Old people dying of heart disease or cancer or whatever is not actionable. Sure, we can do lifestyle changes, but eventually old people have to die of something and its in one of those buckets anyways.

3abiton•1h ago
Pretty much this, and to add what does not impact our rights. Take freedom of speech for example, self sensoring can lead to a safer albeit "less fulfilling" life, compares to a one where you dissent against the government (saudi arabia, turkey, etc ...)
thelastgallon•1h ago
Dumb Ways to Die, so many dumb ways to die: https://www.youtube.com/watch?v=IJNR2EpS0jw

I wonder why they didn't start with automobile accidents or driving drunk!

rufus_foreman•1h ago
>> Old people dying of heart disease or cancer or whatever is not actionable

"Almost half of cancer deaths are preventable" -- https://www.nature.com/articles/d41586-022-02355-x

600,000 people die of cancer per year, 40,000 people die in automobile accidents.

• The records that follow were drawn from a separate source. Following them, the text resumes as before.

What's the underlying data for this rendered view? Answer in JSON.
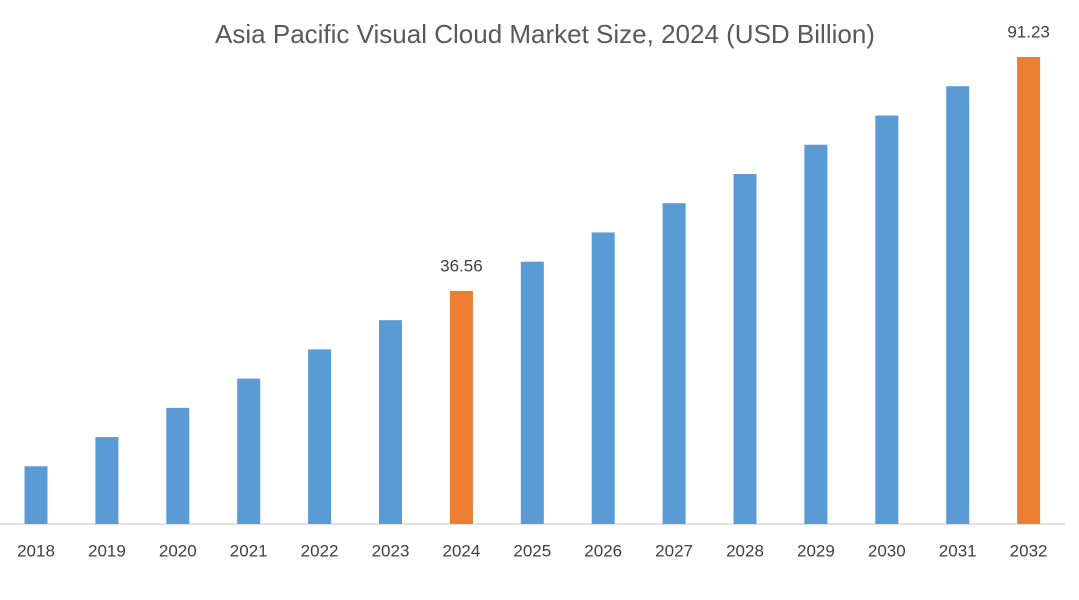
{
  "chart_data": {
    "type": "bar",
    "title": "Asia Pacific Visual Cloud Market Size, 2024 (USD Billion)",
    "categories": [
      "2018",
      "2019",
      "2020",
      "2021",
      "2022",
      "2023",
      "2024",
      "2025",
      "2026",
      "2027",
      "2028",
      "2029",
      "2030",
      "2031",
      "2032"
    ],
    "values": [
      -4.42,
      2.41,
      9.24,
      16.08,
      22.91,
      29.73,
      36.56,
      43.4,
      50.23,
      57.07,
      63.9,
      70.73,
      77.56,
      84.4,
      91.23
    ],
    "colors": [
      "#5b9bd5",
      "#5b9bd5",
      "#5b9bd5",
      "#5b9bd5",
      "#5b9bd5",
      "#5b9bd5",
      "#ed7d31",
      "#5b9bd5",
      "#5b9bd5",
      "#5b9bd5",
      "#5b9bd5",
      "#5b9bd5",
      "#5b9bd5",
      "#5b9bd5",
      "#ed7d31"
    ],
    "labeled": [
      6,
      14
    ],
    "ylim": [
      -17.9,
      91.23
    ]
  }
}
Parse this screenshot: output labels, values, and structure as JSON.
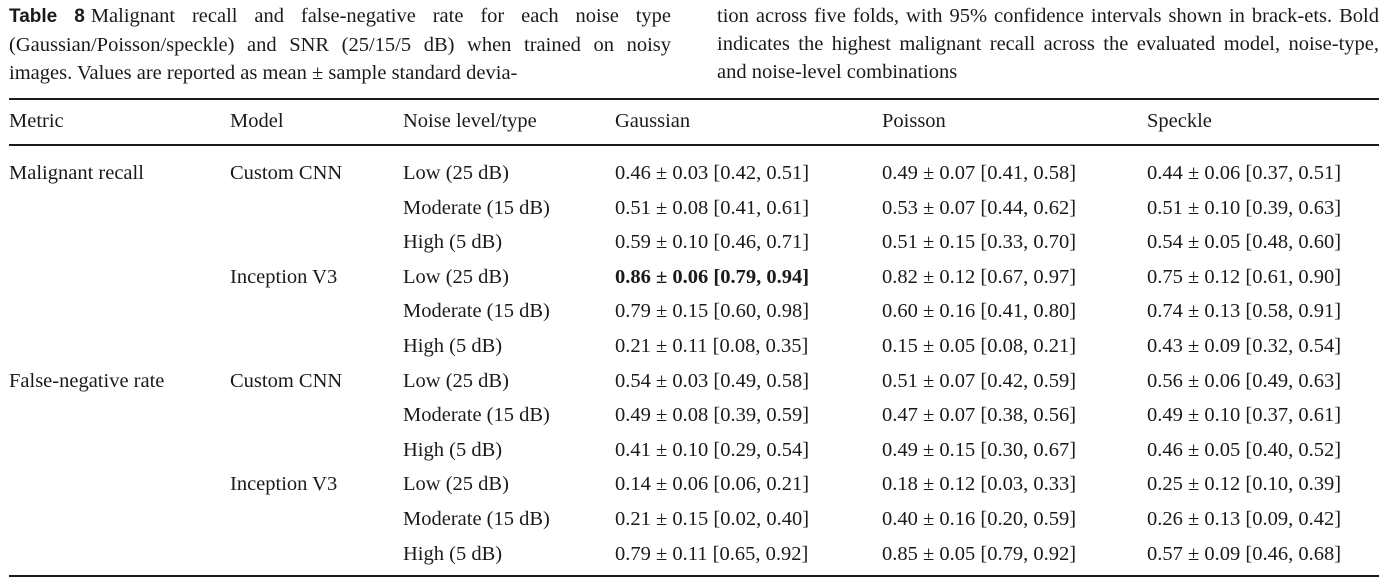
{
  "caption": {
    "label": "Table 8",
    "left_text": "Malignant recall and false-negative rate for each noise type (Gaussian/Poisson/speckle) and SNR (25/15/5 dB) when trained on noisy images. Values are reported as mean ± sample standard devia-",
    "right_text": "tion across five folds, with 95% confidence intervals shown in brack-ets. Bold indicates the highest malignant recall across the evaluated model, noise-type, and noise-level combinations"
  },
  "table": {
    "headers": [
      "Metric",
      "Model",
      "Noise level/type",
      "Gaussian",
      "Poisson",
      "Speckle"
    ],
    "rows": [
      [
        "Malignant recall",
        "Custom CNN",
        "Low (25 dB)",
        "0.46 ± 0.03 [0.42, 0.51]",
        "0.49 ± 0.07 [0.41, 0.58]",
        "0.44 ± 0.06 [0.37, 0.51]"
      ],
      [
        "",
        "",
        "Moderate (15 dB)",
        "0.51 ± 0.08 [0.41, 0.61]",
        "0.53 ± 0.07 [0.44, 0.62]",
        "0.51 ± 0.10 [0.39, 0.63]"
      ],
      [
        "",
        "",
        "High (5 dB)",
        "0.59 ± 0.10 [0.46, 0.71]",
        "0.51 ± 0.15 [0.33, 0.70]",
        "0.54 ± 0.05 [0.48, 0.60]"
      ],
      [
        "",
        "Inception V3",
        "Low (25 dB)",
        "0.86 ± 0.06 [0.79, 0.94]",
        "0.82 ± 0.12 [0.67, 0.97]",
        "0.75 ± 0.12 [0.61, 0.90]"
      ],
      [
        "",
        "",
        "Moderate (15 dB)",
        "0.79 ± 0.15 [0.60, 0.98]",
        "0.60 ± 0.16 [0.41, 0.80]",
        "0.74 ± 0.13 [0.58, 0.91]"
      ],
      [
        "",
        "",
        "High (5 dB)",
        "0.21 ± 0.11 [0.08, 0.35]",
        "0.15 ± 0.05 [0.08, 0.21]",
        "0.43 ± 0.09 [0.32, 0.54]"
      ],
      [
        "False-negative rate",
        "Custom CNN",
        "Low (25 dB)",
        "0.54 ± 0.03 [0.49, 0.58]",
        "0.51 ± 0.07 [0.42, 0.59]",
        "0.56 ± 0.06 [0.49, 0.63]"
      ],
      [
        "",
        "",
        "Moderate (15 dB)",
        "0.49 ± 0.08 [0.39, 0.59]",
        "0.47 ± 0.07 [0.38, 0.56]",
        "0.49 ± 0.10 [0.37, 0.61]"
      ],
      [
        "",
        "",
        "High (5 dB)",
        "0.41 ± 0.10 [0.29, 0.54]",
        "0.49 ± 0.15 [0.30, 0.67]",
        "0.46 ± 0.05 [0.40, 0.52]"
      ],
      [
        "",
        "Inception V3",
        "Low (25 dB)",
        "0.14 ± 0.06 [0.06, 0.21]",
        "0.18 ± 0.12 [0.03, 0.33]",
        "0.25 ± 0.12 [0.10, 0.39]"
      ],
      [
        "",
        "",
        "Moderate (15 dB)",
        "0.21 ± 0.15 [0.02, 0.40]",
        "0.40 ± 0.16 [0.20, 0.59]",
        "0.26 ± 0.13 [0.09, 0.42]"
      ],
      [
        "",
        "",
        "High (5 dB)",
        "0.79 ± 0.11 [0.65, 0.92]",
        "0.85 ± 0.05 [0.79, 0.92]",
        "0.57 ± 0.09 [0.46, 0.68]"
      ]
    ],
    "bold_cell": {
      "row": 3,
      "col": 3
    }
  }
}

Focusing on 40,000 automobile accidents to the exclusion of focusing on 300,000 preventable cancer deaths does not math.

hashstring•1h ago
Hm, but to news readers, how actionable are terrorism-related deaths really?

I would say less than heart disease related ones.

To policy makers, well, terrorism is actionable but so is diabetes. And that while diabetes accounts for a far larger number of deaths.

So I think there is real asymmetry if we look at the data from an “actionable” perspective.

Stevvo•1h ago
Surprised to see such large numbers for COVID-19. In EU countries, where most everyone is triple vaxxed, deaths from COVID-19 are less than 0.1%.

In US the number is larger than drug overdoses. Over 100k preventable deaths a year attributable to anti-vaccine hysteria/conspiracy theories.

simonjgreen•1h ago
I’m surprised at 1 in 50 deaths being suicide
IndrekR•1h ago
Funny thing is, that news, by definition, are written about things that are newsworthy. Newsworthy things are not common, but exceptional and rare. Thus one shall not worry too much about the news as those things practically never happen in everyday life.
umvi•1h ago
Even "29% heart disease" can be misleading since it could be a 3rd or 4th order death. A big chunk of "heart disease" is likely:

Standard American Diet (high carb, high sugar, high corn syrup, high processed) -> high visceral fat deposits -> Type 2 diabetes -> tissue glycation -> heart disease

drmath•46m ago
I wish almost every news article came with a statistics section. If you must, go ahead and write that article about a particular murder or traffic accident or drug trial or earthquake. But if you don't include statistics on similar events over time, geography, demographics, etc, you're misleading more than informing.

I'd _like_ to blame the reader -- inferring anything about how common something is based on how often it's reported is unreasonable. But readers do make that inference, and writers shouldn't pretend they don't know it.

And for most of us nowadays it's not about articles and writers. It's about eight-second video clips on TikTok and creators. So I don't have any hope that we'll become better informed.

AaronAPU•42m ago
News and media in general are about anomalies because that is what draws attention. It’s news because it’s “new” in that sense.

It would be interesting to have a form of media which attempts to report on reality in direct proportion to occurrences instead, but it wouldn’t draw attention so very few would use it.

HarHarVeryFunny•1m ago
Well, yeah.

TV stations are out to make money, not to inform society. All their programming, news included, is designed to attract eyeballs, hence money, and sadly sensationalist and titillating stories is what most people want to see.